A criminal who bunked off community service work to go to India has been spared jail after a judge heard he had been doing charity work rather than taking a holiday.
Damon Mayes spent seven weeks in India without telling probation officers who were supervising the 250 hours of unpaid community work he was doing for drug offences.
The probation service had given him permission to go on holiday but were left in the dark when he stopped turning up for sessions of unpaid work.
Former music promoter Mayes, aged 29, of Queen Street, Newton Abbot, received a two year sentence, suspended for two years, at Exeter Crown Court in December 2016 when he admitted growing and dealing in cannabis and possession of cocaine, LSD and ecstasy.
He admitted failing to comply with the unpaid work order and was told to do a further ten hours as punishment.
Judge Peter Johnson told him:"You were given a chance with the suspended sentence and you have managed to comply with some of the terms and have not reoffended.

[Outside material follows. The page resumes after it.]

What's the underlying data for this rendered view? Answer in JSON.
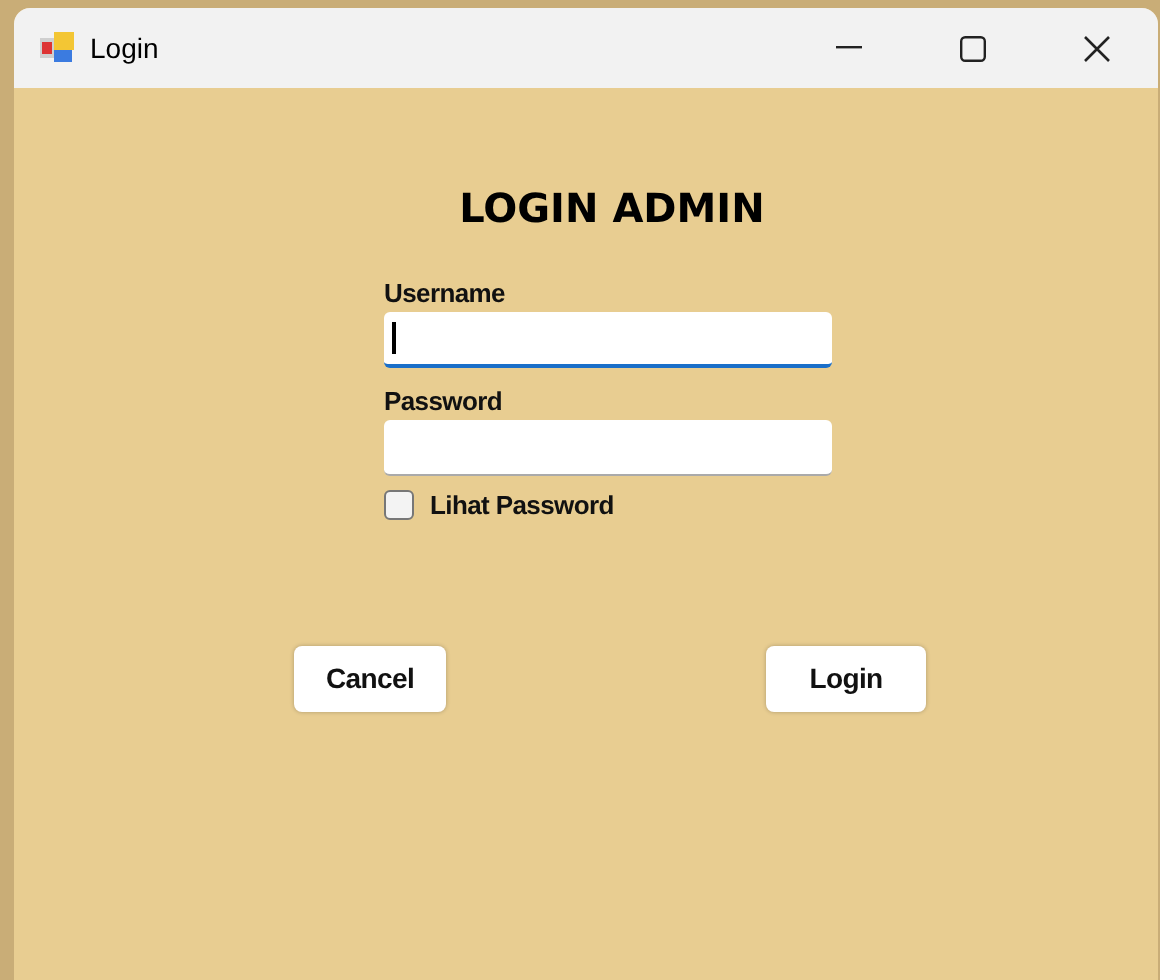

"I consider it would be unjust to activate the suspended sentence in the light of how you spent your time in India."
Mr Paul Grumbar, prosecuting, said Mayes had completed much of the unpaid work when he indicated to supervisors that he wanted to go to India for a holiday.
They gave permission but required him to let them know when he was going and he failed to do so.

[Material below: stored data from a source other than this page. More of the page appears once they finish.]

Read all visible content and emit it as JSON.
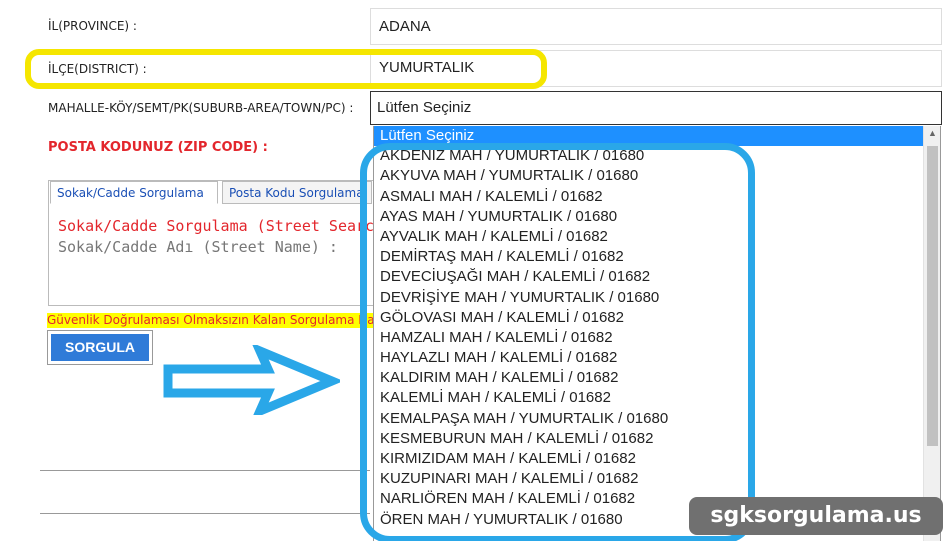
{
  "form": {
    "province_label": "İL(PROVINCE) :",
    "province_value": "ADANA",
    "district_label": "İLÇE(DISTRICT) :",
    "district_value": "YUMURTALIK",
    "suburb_label": "MAHALLE-KÖY/SEMT/PK(SUBURB-AREA/TOWN/PC) :",
    "suburb_value": "Lütfen Seçiniz",
    "zip_label": "POSTA KODUNUZ (ZIP CODE) :"
  },
  "tabs": [
    {
      "label": "Sokak/Cadde Sorgulama"
    },
    {
      "label": "Posta Kodu Sorgulama"
    }
  ],
  "street_panel": {
    "title": "Sokak/Cadde Sorgulama (Street Search)",
    "field_label": "Sokak/Cadde Adı (Street Name) :"
  },
  "warning_text": "Güvenlik Doğrulaması Olmaksızın Kalan Sorgulama Hakkı",
  "query_button": "SORGULA",
  "dropdown_options": [
    "Lütfen Seçiniz",
    "AKDENİZ MAH / YUMURTALIK / 01680",
    "AKYUVA MAH / YUMURTALIK / 01680",
    "ASMALI MAH / KALEMLİ / 01682",
    "AYAS MAH / YUMURTALIK / 01680",
    "AYVALIK MAH / KALEMLİ / 01682",
    "DEMİRTAŞ MAH / KALEMLİ / 01682",
    "DEVECİUŞAĞI MAH / KALEMLİ / 01682",
    "DEVRİŞİYE MAH / YUMURTALIK / 01680",
    "GÖLOVASI MAH / KALEMLİ / 01682",
    "HAMZALI MAH / KALEMLİ / 01682",
    "HAYLAZLI MAH / KALEMLİ / 01682",
    "KALDIRIM MAH / KALEMLİ / 01682",
    "KALEMLİ MAH / KALEMLİ / 01682",
    "KEMALPAŞA MAH / YUMURTALIK / 01680",
    "KESMEBURUN MAH / KALEMLİ / 01682",
    "KIRMIZIDAM MAH / KALEMLİ / 01682",
    "KUZUPINARI MAH / KALEMLİ / 01682",
    "NARLIÖREN MAH / KALEMLİ / 01682",
    "ÖREN MAH / YUMURTALIK / 01680"
  ],
  "watermark": "sgksorgulama.us",
  "colors": {
    "highlight_yellow": "#f5e600",
    "highlight_blue": "#2aa7e8",
    "selected_option": "#1e90ff",
    "zip_label": "#e3262c",
    "button": "#2f7bd8"
  },
  "icons": {
    "arrow": "right-arrow-icon",
    "scroll_up": "scroll-up-icon"
  }
}
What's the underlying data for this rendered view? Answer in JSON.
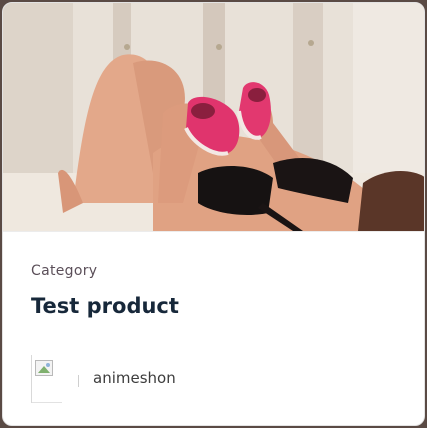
{
  "product": {
    "image_alt": "product thumbnail",
    "category": "Category",
    "title": "Test product"
  },
  "author": {
    "avatar_alt": "author avatar (broken image)",
    "name": "animeshon"
  },
  "colors": {
    "card_bg": "#ffffff",
    "title": "#17283a",
    "category": "#5b4f59",
    "author": "#3d3d3d",
    "shoe_pink": "#e0346d"
  }
}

Mr Stephen Nunn, defending, said Mayes has mental issues and felt he had to get away because he was ’cracking up’.
He said:"It doesn’t look good that he had such a long holiday but in fact he was out there visiting a friend who has been in India for ten years and has set up a charity to assist the poor and deprived.
"He was working three or four days a week at a local school, clearing agricultural land and working with other volunteers from the West in the area. He says he found it very therapeutic."
Mr Nunn said Mayes has completed three sessions of unpaid work since returning in February and is keen to complete the order.
The original case arose after Mayes was stopped by chance as he drove through Exeter on his way to a Halloween Party at the Phoenix Centre in 2014.
Drugs were found in his car and a search of his home revealed 14 cannabis plants growing in a loft, which could only be accessed through a trap door hidden inside a cupboard.
He also had bags of harvested cannabis which contained more than £4,000 worth of the drug and £960 cash in his car and home.
Mayes was found with more than £3,500 worth of cocaine, LSD, ecstasy and dance drugs hidden in a tin with a false bottom but was cleared of dealing these drugs at a trial at which he claimed they were for his own use.